The leaders of the National Endowment for Democracy (NED) and its four core institutes appeared together on stage last week to talk about their work on behalf of democracy, free enterprise and workers’ rights. Speaking to a capacity crowd at a panel discussion hosted by the Center for Strategic and International Studies (CSIS) in Washington, titled “Supporting Democracy in Challenging Times,” the group underscored how each of those areas represents a critical domain within free societies and highlighted the need for a holistic approach to the development of sustainable representative governance. The institutes’ work is particularly important, they said, in the context of what some scholars have deemed the current “democratic recession,” the ongoing attempts by authoritarian leaders to subvert democracy and stall its expansion, and the increasing competition from alternative political and economic models promoted by non-democratic states such as China.
During his remarks, NDI’s president Ken Wollack acknowledged those challenges but also highlighted numerous recent democracy success stories, listing almost a dozen nations – including Armenia, Malaysia and The Gambia – that have taken significant steps forward towards democratization within just the past year. Wollack said those examples demonstrate the strong demand from citizens for democracy and open governance, and noted that history shows that states committed to democracy are better equipped to deal with political and economic challenges if and when they arise.

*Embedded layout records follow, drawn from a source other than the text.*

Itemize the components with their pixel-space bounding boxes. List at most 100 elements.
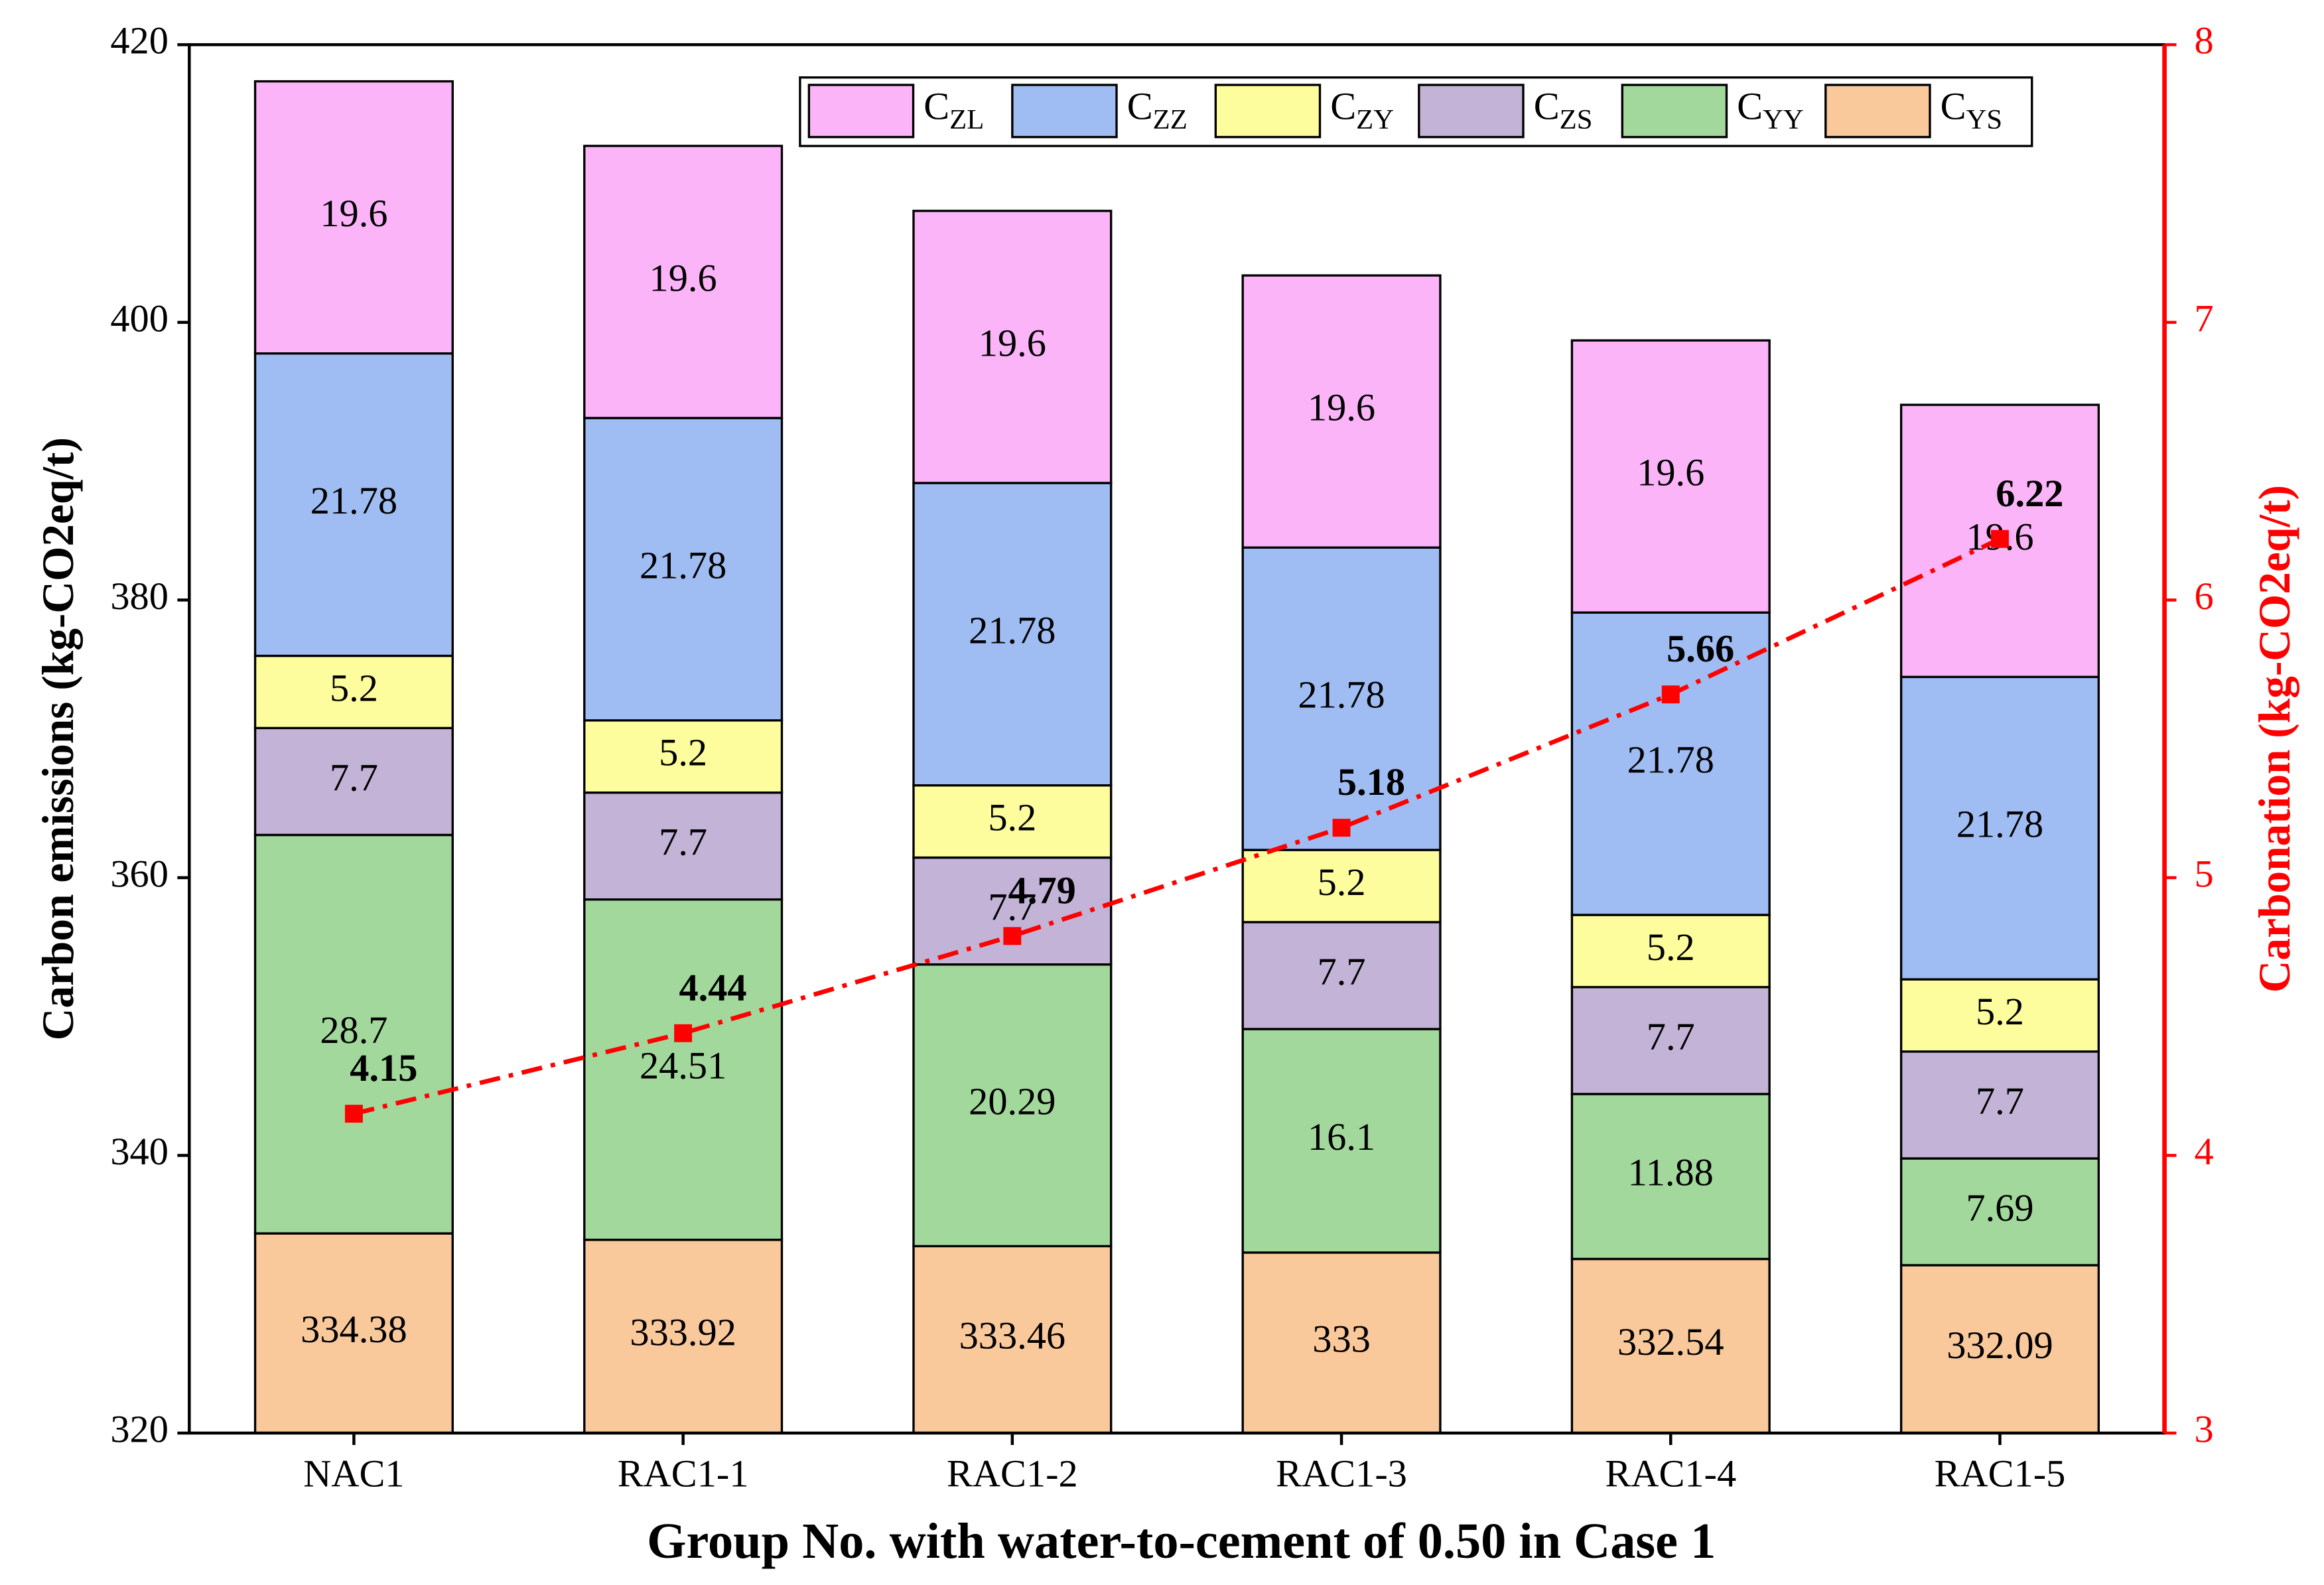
- bar-segment: [253, 1232, 454, 1434]
- data-label: 5.2: [659, 731, 707, 774]
- data-label: 7.7: [330, 756, 378, 799]
- data-label: 5.2: [988, 796, 1036, 839]
- marker: [344, 1105, 363, 1123]
- y-tick-label: 320: [110, 1407, 169, 1450]
- bar-segment: [1570, 1093, 1771, 1261]
- x-tick-label: RAC1-2: [947, 1452, 1078, 1495]
- line: [353, 537, 2001, 1116]
- y2-tick-label: 8: [2194, 19, 2213, 62]
- legend-swatch: [1824, 84, 1931, 139]
- data-label: 21.78: [310, 479, 397, 522]
- y-tick-label: 380: [110, 575, 169, 618]
- y-tick-label: 360: [110, 852, 169, 895]
- x-tick-label: RAC1-3: [1276, 1452, 1407, 1495]
- y2-tick-label: 6: [2194, 575, 2213, 618]
- bar-segment: [1570, 339, 1771, 614]
- data-label: 21.78: [1627, 738, 1714, 782]
- bar-segment: [583, 719, 784, 794]
- data-label: 4.15: [350, 1046, 417, 1089]
- bar-segment: [1241, 274, 1442, 549]
- data-label: 5.2: [1976, 990, 2024, 1033]
- data-label: 5.66: [1667, 627, 1734, 670]
- marker: [674, 1024, 693, 1042]
- data-label: 333.92: [630, 1311, 736, 1354]
- y-axis-title: Carbon emissions (kg-CO2eq/t): [33, 437, 83, 1040]
- data-label: 4.44: [679, 966, 746, 1009]
- data-label: 11.88: [1628, 1151, 1714, 1194]
- legend-swatch: [1214, 84, 1322, 139]
- data-label: 6.22: [1996, 472, 2063, 515]
- bar-segment: [253, 352, 454, 657]
- data-label: 5.2: [1647, 926, 1695, 969]
- bar-segment: [253, 726, 454, 837]
- bar-segment: [1570, 986, 1771, 1095]
- marker: [1332, 819, 1351, 837]
- data-label: 4.79: [1008, 868, 1076, 912]
- legend-swatch: [1621, 84, 1728, 139]
- data-label: 21.78: [1298, 673, 1385, 717]
- bar-segment: [253, 833, 454, 1235]
- x-tick-label: NAC1: [303, 1452, 404, 1495]
- y-tick-label: 420: [110, 19, 169, 62]
- y2-tick-label: 3: [2194, 1407, 2213, 1450]
- bar-segment: [1241, 1028, 1442, 1254]
- y2-tick-label: 7: [2194, 297, 2213, 340]
- bar-segment: [912, 963, 1113, 1247]
- legend-swatch: [1418, 84, 1525, 139]
- data-label: 24.51: [640, 1044, 726, 1087]
- data-label: 19.6: [320, 192, 387, 235]
- data-label: 334.38: [301, 1308, 407, 1351]
- data-label: 21.78: [640, 543, 726, 586]
- y-tick-label: 400: [110, 297, 169, 340]
- data-label: 333: [1312, 1317, 1371, 1360]
- y-tick-label: 340: [110, 1130, 169, 1173]
- y2-tick-label: 5: [2194, 852, 2213, 895]
- x-tick-label: RAC1-4: [1605, 1452, 1736, 1495]
- bar-segment: [583, 417, 784, 722]
- data-label: 332.54: [1617, 1320, 1724, 1363]
- bar-segment: [253, 654, 454, 730]
- data-label: 19.6: [979, 321, 1046, 364]
- bar-segment: [1241, 849, 1442, 924]
- bar-segment: [1899, 1157, 2100, 1267]
- data-label: 7.7: [1647, 1015, 1695, 1058]
- bar-segment: [1241, 921, 1442, 1030]
- marker: [1991, 529, 2009, 548]
- bar-segment: [583, 898, 784, 1241]
- bar-segment: [1570, 914, 1771, 989]
- data-label: 7.7: [1318, 950, 1366, 993]
- bar-segment: [912, 856, 1113, 966]
- data-label: 7.7: [659, 821, 707, 864]
- legend-swatch: [807, 84, 915, 139]
- data-label: 7.69: [1966, 1186, 2033, 1229]
- data-label: 19.6: [649, 256, 717, 299]
- bar-segment: [912, 784, 1113, 859]
- marker: [1661, 685, 1680, 704]
- data-label: 19.6: [1308, 386, 1375, 429]
- bar-segment: [583, 791, 784, 901]
- y2-tick-label: 4: [2194, 1130, 2213, 1173]
- data-label: 5.2: [330, 666, 378, 709]
- bar-segment: [1899, 675, 2100, 981]
- bar-segment: [583, 145, 784, 419]
- data-label: 19.6: [1637, 451, 1704, 494]
- bar-segment: [912, 1245, 1113, 1434]
- bar-segment: [912, 210, 1113, 484]
- data-label: 7.7: [988, 886, 1036, 929]
- data-label: 333.46: [959, 1314, 1065, 1357]
- data-label: 20.29: [969, 1079, 1056, 1123]
- data-label: 21.78: [1956, 803, 2043, 846]
- bar-segment: [912, 482, 1113, 787]
- bar-segment: [253, 80, 454, 355]
- data-label: 5.2: [1318, 861, 1366, 904]
- data-label: 332.09: [1947, 1324, 2053, 1367]
- x-tick-label: RAC1-1: [618, 1452, 749, 1495]
- data-label: 28.7: [320, 1008, 387, 1052]
- marker: [1003, 927, 1022, 945]
- x-tick-label: RAC1-5: [1935, 1452, 2066, 1495]
- data-label: 16.1: [1308, 1115, 1375, 1158]
- data-label: 5.18: [1337, 760, 1405, 803]
- x-axis-title: Group No. with water-to-cement of 0.50 i…: [647, 1513, 1716, 1569]
- data-label: 21.78: [969, 608, 1056, 652]
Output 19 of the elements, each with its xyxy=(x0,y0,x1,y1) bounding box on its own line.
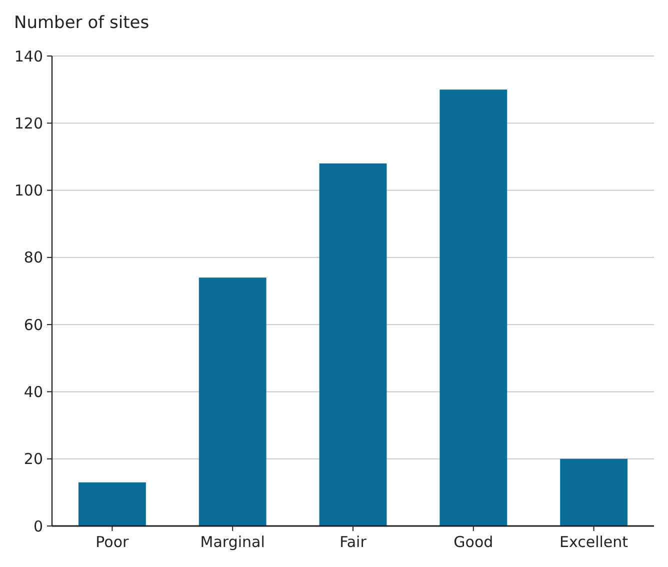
y-tick-label: 20 xyxy=(24,450,43,468)
bar xyxy=(560,458,628,526)
y-tick-label: 80 xyxy=(24,248,43,267)
bar xyxy=(440,90,508,526)
bar xyxy=(198,278,266,526)
bar xyxy=(319,163,387,526)
y-tick-label: 140 xyxy=(14,47,43,66)
y-tick-label: 60 xyxy=(24,316,43,334)
y-axis-title: Number of sites xyxy=(14,13,150,33)
y-tick-label: 120 xyxy=(14,114,43,132)
x-tick-label: Fair xyxy=(340,533,368,551)
x-tick-label: Marginal xyxy=(200,533,265,551)
x-tick-label: Poor xyxy=(96,533,130,551)
y-tick-label: 100 xyxy=(14,182,43,200)
y-tick-label: 0 xyxy=(33,517,43,536)
x-tick-label: Excellent xyxy=(560,533,628,551)
y-tick-label: 40 xyxy=(24,382,43,401)
bar xyxy=(78,482,146,526)
x-tick-label: Good xyxy=(454,533,494,551)
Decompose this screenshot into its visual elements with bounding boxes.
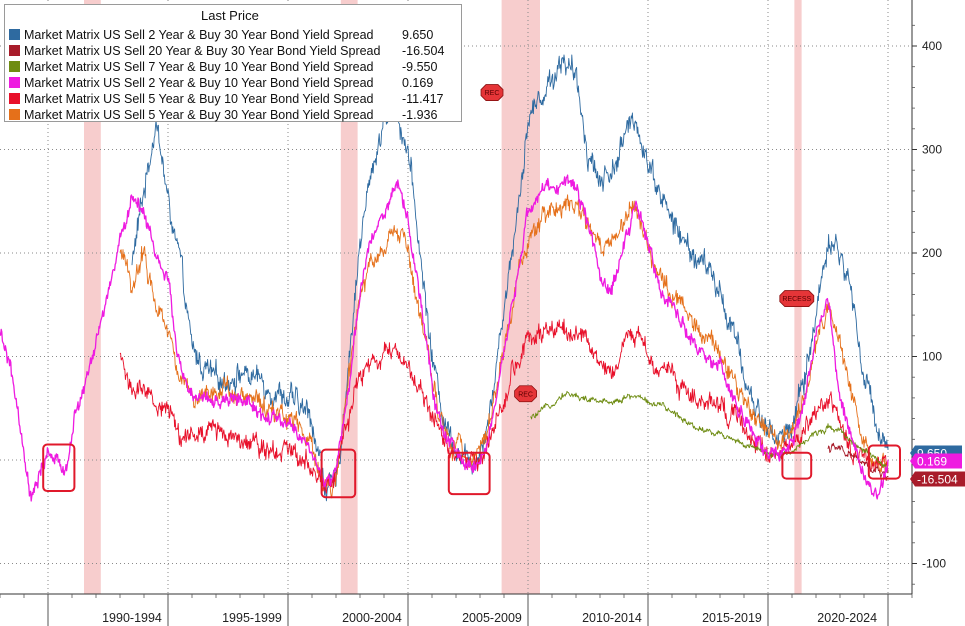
highlight-box: [867, 444, 901, 480]
legend-header: Last Price: [201, 8, 259, 23]
recession-marker-label: REC: [518, 391, 533, 398]
series-lines: [0, 54, 889, 502]
legend-label: Market Matrix US Sell 5 Year & Buy 10 Ye…: [24, 92, 374, 106]
legend-item-2s30s: Market Matrix US Sell 2 Year & Buy 30 Ye…: [9, 27, 433, 43]
legend-label: Market Matrix US Sell 2 Year & Buy 10 Ye…: [24, 76, 374, 90]
legend: Last Price Market Matrix US Sell 2 Year …: [4, 4, 462, 122]
x-period-label: 1990-1994: [102, 611, 162, 625]
last-value-tags: 9.6500.169-16.504: [910, 445, 965, 487]
legend-swatch: [9, 93, 20, 104]
x-period-label: 1995-1999: [222, 611, 282, 625]
x-period-label: 2020-2024: [817, 611, 877, 625]
legend-swatch: [9, 45, 20, 56]
y-tick-label: -100: [922, 557, 946, 571]
recession-band: [501, 0, 540, 594]
x-period-label: 2015-2019: [702, 611, 762, 625]
recession-markers: REC REC RECESS: [480, 84, 815, 403]
highlight-box: [781, 451, 813, 480]
highlight-boxes: [42, 443, 901, 499]
legend-label: Market Matrix US Sell 2 Year & Buy 30 Ye…: [24, 28, 374, 42]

“If you look at the liberalizers, the reformers, and the transformers, these are the places that are...handling political and economic challenges better than the countries that are run by autocrats.”
The other panel speakers included Carl Gershman, president of the National Endowment for Democracy; Daniel Twining, president of NDI’s sibling organization the International Republican Institute; Andrew Wilson, executive director of the Center for International Private Enterprise (which promotes ethical business practices and free-market economic structures); and Shawna Bader-Blau, executive direction of the Solidarity Center (which works to protect the rights of laborers).
Ms. Bader-Blau said the that the organizations play a crucial role in helping bring citizens, activists, politicians and other stakeholders together in pursuit of common goals – often in places where the space for activism is limited or restricted.
“No democracy was ever made when a government just woke up and said ‘lets be a democracy today’,” she said. “No market was fair because money just rained down and it rained down fairly. People coming together make democracy and make economies more fair. It’s movements of people joining together using all the tools at [their] disposal that advances democracy. And that’s what you get when your’re talking about the core institutes of the NED. We are connected at the grassroots.”
Each of the five leaders talked about how their particular organization contributes to the NED’s mission of helping citizens build sustainable self-government that delivers results. In the case of NDI, Mr. Wollack explained that the Institute connects people to political leaders and provides conduits for the transference of political sentiment, and thus the transference of power from the grassroots up to the halls of government.
“Oftentimes in the international community, the view is you have governments and you have civil society,” Wollack said. “And what is normally left out of the equation, or marginalized in the process, are intermediary organizations – institutions that represent the people, that aggregate the interests of the citizens. When these institutions fail – the political parties, the parliament – usually the entire democratic system is going to fail.”
“NDI and IRI began with this notion of believing in democratic politics as part of human development and as part of democratic architecture of a country… Everything our institutes do when we work on elections, when we work with civil society, when we work with parliament, when we work with women is about political engagement.”
CSIS is a bipartisan, nonprofit policy research institution that employs over 100 top experts in international development, defense and security, human rights and other key global issues. The panel conversation was moderated by CSIS Senior Vice President Daniel F. Runde, who recently interviewed Mr. Wollack on an episode of the Building the Future podcast titled “Delivering on Democracy.”